I live in Puerto La Cruz and I know exactly why Maracaibo lost out to Barinas and PLC. The governor of the state of Zulia (where Maracaibo is located) is Manuel Rosales who was running against Chavez in the presidential race in November. Of course he lost to Chavez but is very still against Chavez and goes around the world representing the opposition. Chavez is punishing him for this by not giving him the game. If you don't believe me, then you've never lived in VZ before and don't know how moronic Chavez is. He is a complete idiot who likes to act as though the entire country is behind him when in fact he threatened all oil workers, armed forces, and all government workers that they MUST vote for him in November or they'll be fired, this is very true and extremely underreported unfortunately. My Venezuelan girlfriend can not obtain a government job because she signed a referendum to try and get Chavez out of office (completely democratic thing to do). I really wish the media would tap into this. I have been to Cuba a few times and the feel in VZ is getting very very close; no one has a voice in anything.

8:44 AM  
Blogger Mike H said...

Dave R,

Thanks for the information.

3:38 PM  
Anonymous Anonymous said...

I live in Maracaibo and I have been trying to get my tickets since yesterday. I paid Bs. 560.000 for 3 tickets plus the service of delivery of the tickets. Yesterday the local delivery company (Domesa) colapsed and gave back the envelopes with the tickets to DeLujoPromociones (DeguisoPromociones) which is the company in charge of the printing and sales of the tickets.
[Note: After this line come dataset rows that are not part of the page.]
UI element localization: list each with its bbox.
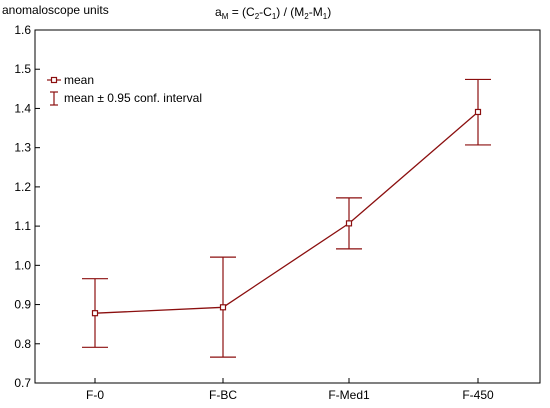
title-s2: 1 bbox=[272, 12, 277, 21]
legend-mean-label: mean bbox=[64, 73, 94, 87]
y-tick-label-6: 1.3 bbox=[14, 141, 31, 155]
x-tick-label-2: F-Med1 bbox=[328, 388, 370, 402]
mean-point-2 bbox=[345, 220, 353, 227]
x-tick-label-3: F-450 bbox=[462, 388, 494, 402]
title-t3: -M bbox=[309, 5, 323, 19]
title-t1: -C bbox=[259, 5, 272, 19]
title-t2: ) / (M bbox=[276, 5, 304, 19]
title-s3: 2 bbox=[304, 12, 309, 21]
y-tick-label-2: 0.9 bbox=[14, 298, 31, 312]
chart-title: aM = (C2-C1) / (M2-M1) bbox=[215, 5, 331, 21]
x-tick-label-0: F-0 bbox=[86, 388, 104, 402]
series-layer bbox=[82, 78, 491, 358]
y-tick-label-1: 0.8 bbox=[14, 337, 31, 351]
title-t4: ) bbox=[327, 5, 331, 19]
y-tick-label-5: 1.2 bbox=[14, 180, 31, 194]
title-s1: 2 bbox=[255, 12, 260, 21]
y-tick-label-3: 1.0 bbox=[14, 258, 31, 272]
y-tick-label-9: 1.6 bbox=[14, 23, 31, 37]
series-mean-line bbox=[94, 111, 479, 314]
x-tick-label-1: F-BC bbox=[209, 388, 237, 402]
mean-point-3 bbox=[474, 108, 482, 116]
x-axis: F-0 F-BC F-Med1 F-450 bbox=[86, 378, 494, 402]
title-a: a bbox=[215, 5, 222, 19]
y-tick-label-0: 0.7 bbox=[14, 376, 31, 390]
y-tick-label-8: 1.5 bbox=[14, 62, 31, 76]
legend-ci-label: mean ± 0.95 conf. interval bbox=[64, 91, 202, 105]
y-axis-label: anomaloscope units bbox=[2, 3, 109, 17]
y-tick-label-7: 1.4 bbox=[14, 101, 31, 115]
title-eq: = (C bbox=[228, 5, 255, 19]
mean-point-0 bbox=[91, 310, 99, 317]
title-a-sub: M bbox=[222, 12, 229, 21]
legend: mean mean ± 0.95 conf. interval bbox=[47, 73, 202, 106]
y-axis: 0.7 0.8 0.9 1.0 1.1 1.2 1.3 1.4 1.5 1.6 bbox=[14, 23, 40, 390]
title-s4: 1 bbox=[323, 12, 328, 21]
plot-frame bbox=[34, 29, 541, 384]
mean-point-1 bbox=[219, 304, 227, 311]
legend-mean-marker bbox=[50, 76, 58, 84]
y-tick-label-4: 1.1 bbox=[14, 219, 31, 233]
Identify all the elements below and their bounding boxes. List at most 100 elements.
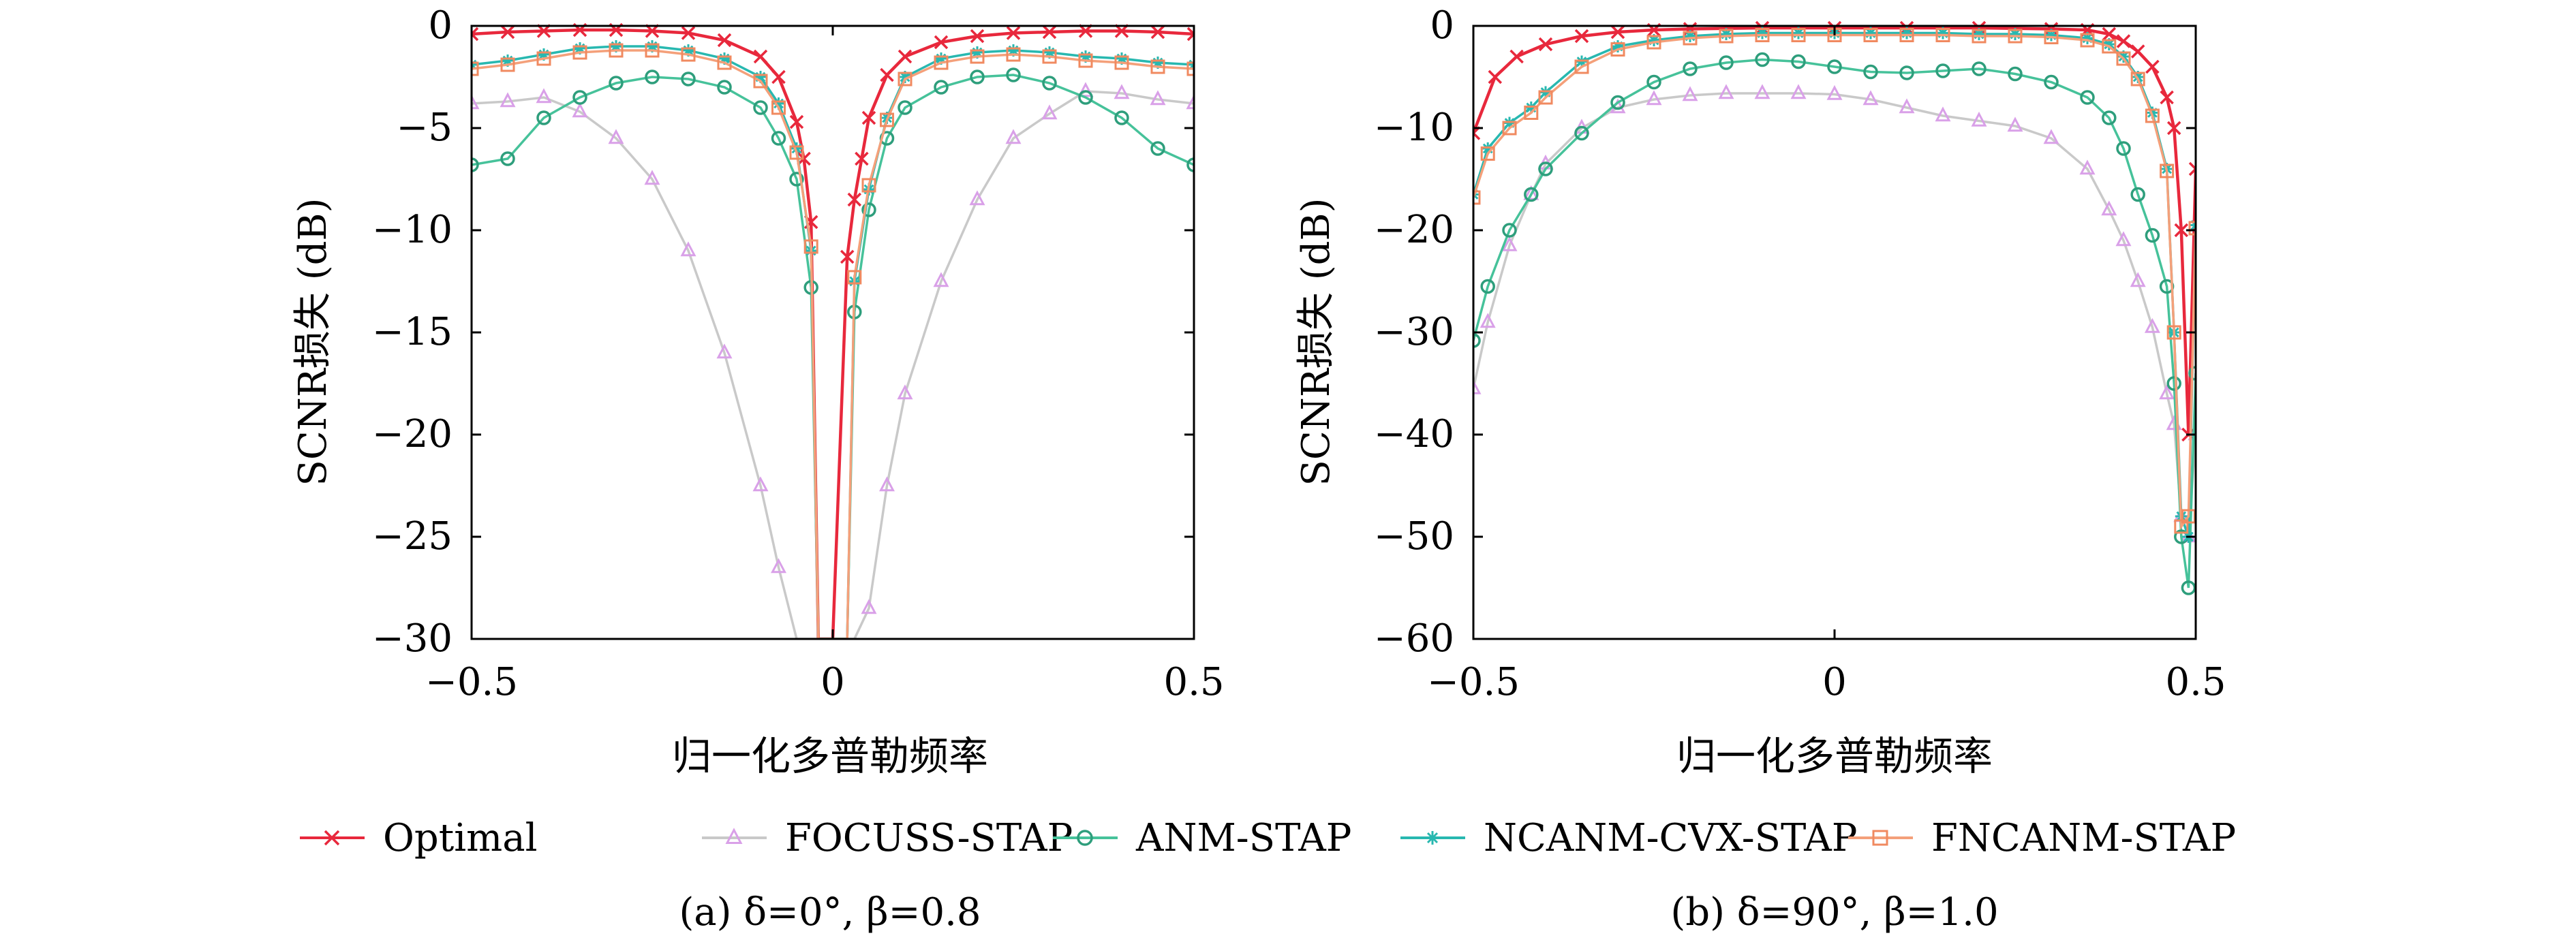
- data-point-fncanm-stap: [847, 270, 862, 285]
- data-point-fncanm-stap: [2188, 221, 2196, 236]
- y-tick-label: −10: [1374, 106, 1454, 150]
- data-point-optimal: [1538, 37, 1553, 52]
- data-point-optimal: [1006, 26, 1021, 40]
- data-point-focuss-stap: [472, 94, 480, 110]
- data-point-ncanm-cvx-stap: [1937, 27, 1949, 40]
- data-point-anm-stap: [1899, 65, 1914, 80]
- data-point-optimal: [789, 114, 804, 129]
- data-point-ncanm-cvx-stap: [1720, 28, 1732, 40]
- series-anm-stap: [1473, 52, 2196, 595]
- data-point-optimal: [681, 26, 696, 40]
- chart-b-caption: (b) δ=90°, β=1.0: [1670, 890, 1998, 935]
- data-point-anm-stap: [1719, 55, 1734, 70]
- data-point-anm-stap: [970, 69, 985, 84]
- data-point-optimal: [1488, 69, 1503, 84]
- series-ncanm-cvx-stap: [1473, 27, 2196, 543]
- data-point-focuss-stap: [1682, 86, 1698, 101]
- data-point-focuss-stap: [608, 129, 624, 144]
- y-tick-label: −50: [1374, 514, 1454, 559]
- data-point-ncanm-cvx-stap: [1116, 52, 1128, 65]
- data-point-anm-stap: [861, 202, 876, 217]
- data-point-focuss-stap: [1826, 84, 1843, 100]
- data-point-ncanm-cvx-stap: [899, 71, 911, 83]
- data-point-ncanm-cvx-stap: [971, 46, 983, 59]
- legend-marker-x: [324, 830, 340, 846]
- data-point-fncanm-stap: [645, 43, 660, 58]
- data-point-optimal: [898, 49, 913, 64]
- data-point-ncanm-cvx-stap: [682, 44, 694, 57]
- x-tick-label: 0: [821, 660, 845, 704]
- data-point-anm-stap: [1473, 333, 1481, 348]
- data-point-ncanm-cvx-stap: [610, 40, 622, 52]
- data-point-optimal: [1610, 25, 1625, 40]
- data-point-fncanm-stap: [861, 178, 876, 193]
- series-line-anm-stap: [472, 74, 1194, 639]
- data-point-fncanm-stap: [789, 145, 804, 160]
- data-point-focuss-stap: [1754, 84, 1770, 99]
- data-point-optimal: [970, 29, 985, 44]
- data-point-anm-stap: [1972, 61, 1987, 76]
- data-point-anm-stap: [2044, 74, 2059, 90]
- y-tick-label: −20: [372, 412, 453, 456]
- data-point-optimal: [847, 192, 862, 207]
- chart-0-axes-frame: [470, 25, 1195, 640]
- data-point-focuss-stap: [771, 558, 786, 574]
- data-point-focuss-stap: [1114, 84, 1130, 99]
- data-point-optimal: [2166, 121, 2181, 136]
- data-point-ncanm-cvx-stap: [1901, 27, 1913, 40]
- data-point-anm-stap: [1114, 110, 1129, 125]
- data-point-fncanm-stap: [472, 61, 479, 76]
- data-point-focuss-stap: [2159, 384, 2175, 400]
- data-point-anm-stap: [1683, 61, 1698, 76]
- data-point-anm-stap: [1863, 64, 1878, 80]
- data-point-focuss-stap: [1077, 82, 1094, 97]
- data-point-ncanm-cvx-stap: [772, 97, 785, 110]
- x-tick-label: 0: [1822, 660, 1847, 704]
- data-point-fncanm-stap: [1972, 29, 1987, 44]
- series-focuss-stap: [472, 82, 1194, 639]
- data-point-anm-stap: [609, 76, 624, 91]
- data-point-fncanm-stap: [572, 45, 587, 60]
- series-line-fncanm-stap: [472, 49, 1194, 639]
- data-point-ncanm-cvx-stap: [754, 71, 767, 83]
- data-point-optimal: [2174, 223, 2189, 238]
- data-point-fncanm-stap: [1755, 28, 1770, 42]
- data-point-anm-stap: [2166, 376, 2181, 391]
- data-point-optimal: [2188, 161, 2196, 176]
- chart-a-ylabel: SCNR损失 (dB): [291, 198, 335, 486]
- data-point-anm-stap: [2181, 580, 2196, 595]
- data-point-focuss-stap: [879, 476, 895, 492]
- data-point-anm-stap: [1791, 54, 1806, 69]
- data-point-fncanm-stap: [1935, 28, 1950, 42]
- y-tick-label: −20: [1374, 208, 1454, 252]
- data-point-focuss-stap: [1473, 379, 1482, 394]
- data-point-fncanm-stap: [2145, 108, 2160, 123]
- data-point-fncanm-stap: [1480, 146, 1495, 161]
- legend: Optimal FOCUSS-STAP ANM-STAP NCANM-CVX-STAP…: [300, 816, 2236, 860]
- data-point-fncanm-stap: [681, 47, 696, 62]
- data-point-fncanm-stap: [898, 72, 913, 87]
- data-point-fncanm-stap: [771, 100, 786, 115]
- series-focuss-stap: [1473, 84, 2196, 543]
- x-tick-label: 0.5: [1163, 660, 1224, 704]
- legend-item-fncanm-stap: FNCANM-STAP: [1848, 816, 2236, 860]
- data-point-ncanm-cvx-stap: [718, 52, 731, 65]
- data-point-ncanm-cvx-stap: [1865, 27, 1877, 40]
- legend-marker-circle: [1077, 830, 1093, 846]
- data-point-anm-stap: [1935, 63, 1950, 78]
- data-point-focuss-stap: [1718, 84, 1734, 99]
- data-point-focuss-stap: [716, 343, 733, 359]
- series-anm-stap: [472, 67, 1194, 639]
- series-optimal: [1473, 20, 2196, 442]
- chart-b-xlabel: 归一化多普勒频率: [1676, 733, 1993, 779]
- data-point-focuss-stap: [2007, 116, 2023, 132]
- data-point-fncanm-stap: [500, 57, 515, 72]
- legend-marker-star: [1426, 831, 1439, 845]
- data-point-focuss-stap: [1041, 104, 1058, 120]
- data-point-focuss-stap: [536, 88, 552, 104]
- data-point-anm-stap: [1006, 67, 1021, 82]
- series-line-optimal: [472, 28, 1194, 639]
- data-point-anm-stap: [1574, 125, 1589, 141]
- data-point-focuss-stap: [1005, 129, 1022, 144]
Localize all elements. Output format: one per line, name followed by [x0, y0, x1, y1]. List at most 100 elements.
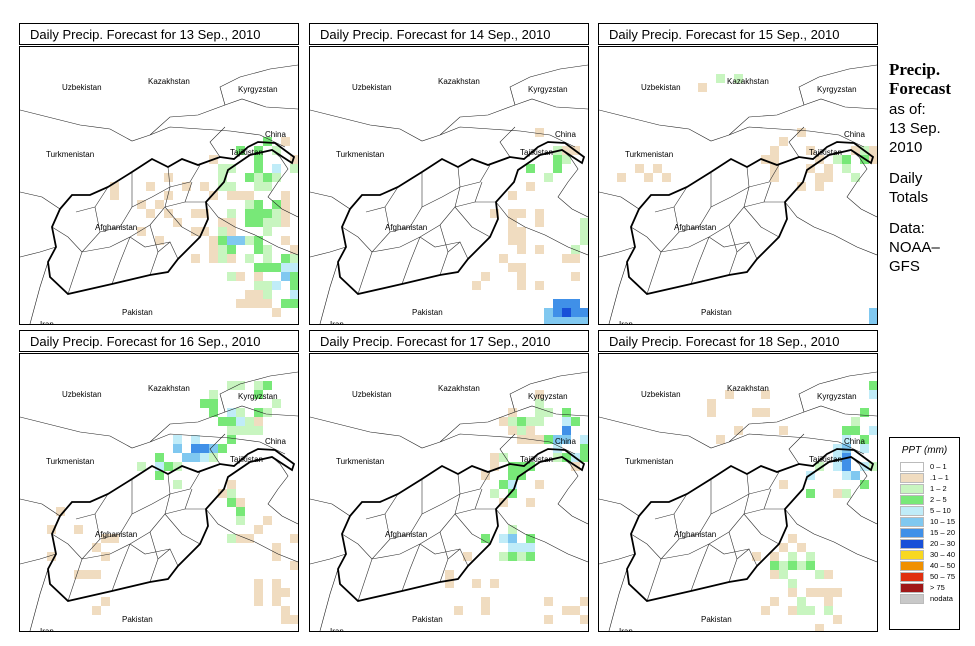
- province-border: [401, 236, 421, 285]
- province-border: [67, 533, 121, 602]
- precip-cell: [824, 173, 833, 182]
- country-border: [788, 433, 805, 465]
- country-label-tajikistan: Tajikistan: [809, 455, 842, 464]
- precip-cell: [815, 155, 824, 164]
- province-border: [164, 201, 206, 208]
- precip-cell: [770, 561, 779, 570]
- precip-cell: [254, 281, 263, 290]
- country-label-china: China: [555, 437, 576, 446]
- precip-cell: [218, 444, 227, 453]
- precip-cell: [842, 444, 851, 453]
- precip-cell: [481, 534, 490, 543]
- country-label-iran: Iran: [330, 320, 344, 324]
- legend-label: 15 – 20: [930, 528, 956, 537]
- province-border: [763, 181, 772, 203]
- province-border: [157, 548, 179, 567]
- precip-cell: [254, 218, 263, 227]
- precip-cell: [508, 543, 517, 552]
- legend-label: 50 – 75: [930, 572, 956, 581]
- country-label-turkmenistan: Turkmenistan: [625, 457, 673, 466]
- country-border: [310, 553, 347, 565]
- precip-cell: [137, 200, 146, 209]
- precip-cell: [617, 173, 626, 182]
- province-border: [184, 488, 193, 510]
- precip-cell: [74, 570, 83, 579]
- precip-cell: [653, 164, 662, 173]
- province-border: [365, 513, 386, 520]
- precip-cells: [110, 137, 298, 317]
- precip-cell: [806, 552, 815, 561]
- forecast-panel-4: Daily Precip. Forecast for 16 Sep., 2010…: [19, 330, 299, 632]
- precip-cell: [454, 606, 463, 615]
- precip-cell: [56, 507, 65, 516]
- precip-cell: [508, 408, 517, 417]
- precip-cell: [499, 480, 508, 489]
- precip-cell: [860, 408, 869, 417]
- country-border: [495, 201, 588, 256]
- precip-cell: [281, 254, 290, 263]
- province-border: [474, 488, 483, 510]
- precip-cell: [445, 579, 454, 588]
- legend-label: > 75: [930, 583, 945, 592]
- forecast-panel-2: Daily Precip. Forecast for 14 Sep., 2010…: [309, 23, 589, 325]
- precip-cell: [788, 606, 797, 615]
- province-border: [75, 513, 96, 520]
- map-svg: Kazakhstan Uzbekistan Kyrgyzstan ChinaTajik…: [310, 371, 588, 631]
- precip-cell: [191, 453, 200, 462]
- precip-cell: [173, 444, 182, 453]
- legend-label: 1 – 2: [930, 484, 947, 493]
- province-border: [743, 513, 780, 545]
- province-border: [149, 224, 159, 276]
- precip-cell: [254, 390, 263, 399]
- precip-cell: [779, 137, 788, 146]
- precip-cell: [508, 191, 517, 200]
- precip-cell: [571, 254, 580, 263]
- precip-cell: [553, 435, 562, 444]
- precip-cell: [254, 245, 263, 254]
- precip-cell: [842, 164, 851, 173]
- precip-cell: [851, 471, 860, 480]
- precip-cell: [734, 74, 743, 83]
- country-border: [310, 498, 351, 517]
- as-of-date: as of: 13 Sep. 2010: [889, 100, 975, 157]
- country-border: [509, 371, 588, 413]
- country-border: [499, 433, 516, 465]
- precip-cell: [517, 263, 526, 272]
- precip-cell: [218, 245, 227, 254]
- precip-cell: [544, 173, 553, 182]
- country-border: [846, 456, 877, 525]
- country-label-kyrgyzstan: Kyrgyzstan: [528, 85, 568, 94]
- country-label-tajikistan: Tajikistan: [230, 148, 263, 157]
- precip-cell: [815, 182, 824, 191]
- precip-cell: [281, 606, 290, 615]
- province-border: [131, 186, 171, 208]
- precip-cell: [236, 299, 245, 308]
- precip-cell: [788, 579, 797, 588]
- precip-cell: [761, 606, 770, 615]
- precip-cell: [209, 390, 218, 399]
- precip-cell: [272, 308, 281, 317]
- province-border: [357, 533, 411, 602]
- precip-cell: [137, 462, 146, 471]
- country-label-kyrgyzstan: Kyrgyzstan: [817, 85, 857, 94]
- province-border: [454, 508, 496, 515]
- country-label-pakistan: Pakistan: [412, 615, 443, 624]
- precip-cell: [562, 308, 571, 317]
- precip-cell: [535, 128, 544, 137]
- precip-cell: [544, 317, 553, 324]
- legend-swatch: [900, 505, 924, 516]
- country-label-tajikistan: Tajikistan: [230, 455, 263, 464]
- precip-cell: [508, 209, 517, 218]
- precip-cell: [290, 534, 298, 543]
- legend-label: 10 – 15: [930, 517, 956, 526]
- precip-map: Kazakhstan Uzbekistan Kyrgyzstan China Tajik…: [19, 46, 299, 325]
- precip-cell: [526, 552, 535, 561]
- country-label-turkmenistan: Turkmenistan: [625, 150, 673, 159]
- precip-cell: [725, 390, 734, 399]
- precip-cell: [209, 254, 218, 263]
- country-label-pakistan: Pakistan: [122, 308, 153, 317]
- precip-cell: [236, 534, 245, 543]
- precip-cell: [83, 570, 92, 579]
- precip-cell: [227, 408, 236, 417]
- precip-cell: [164, 173, 173, 182]
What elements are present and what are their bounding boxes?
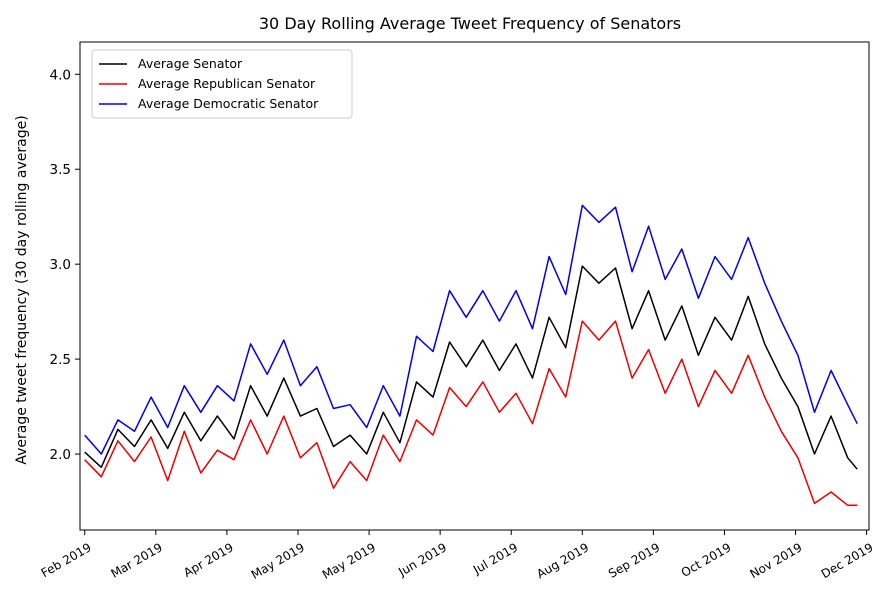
y-tick-label: 3.0 [50,257,71,273]
legend-label-average-senator: Average Senator [138,56,243,71]
series-line-average-senator [84,265,858,470]
y-tick-label: 2.0 [50,447,71,463]
y-tick-label: 2.5 [50,352,71,368]
y-tick-label: 3.5 [50,162,71,178]
legend-label-republican-senator: Average Republican Senator [138,76,316,91]
chart-title: 30 Day Rolling Average Tweet Frequency o… [259,14,681,33]
series-line-average-democratic-senator [84,204,858,455]
legend: Average Senator Average Republican Senat… [91,49,353,119]
series-line-average-republican-senator [84,320,858,507]
plot-area [84,204,858,507]
legend-label-democratic-senator: Average Democratic Senator [138,96,319,111]
y-tick-label: 4.0 [50,67,71,83]
y-axis-label: Average tweet frequency (30 day rolling … [14,115,30,464]
legend-box [91,49,353,119]
axes-frame [79,41,870,531]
They announced through their web site that today and tommorrow we could get the tickets at the Luis Aparicio Stadium in Maracaibo. I went today in the morning and said to come at 3:00 pm. I have been since 3:00 pm and from my point of view tommorrow at this time still I will not have my tickets. I am sure this company was appointed in a corrupted style deal because nobody hear in Venezuela knows about it. What a shame will all these people that purchased tickets through internet.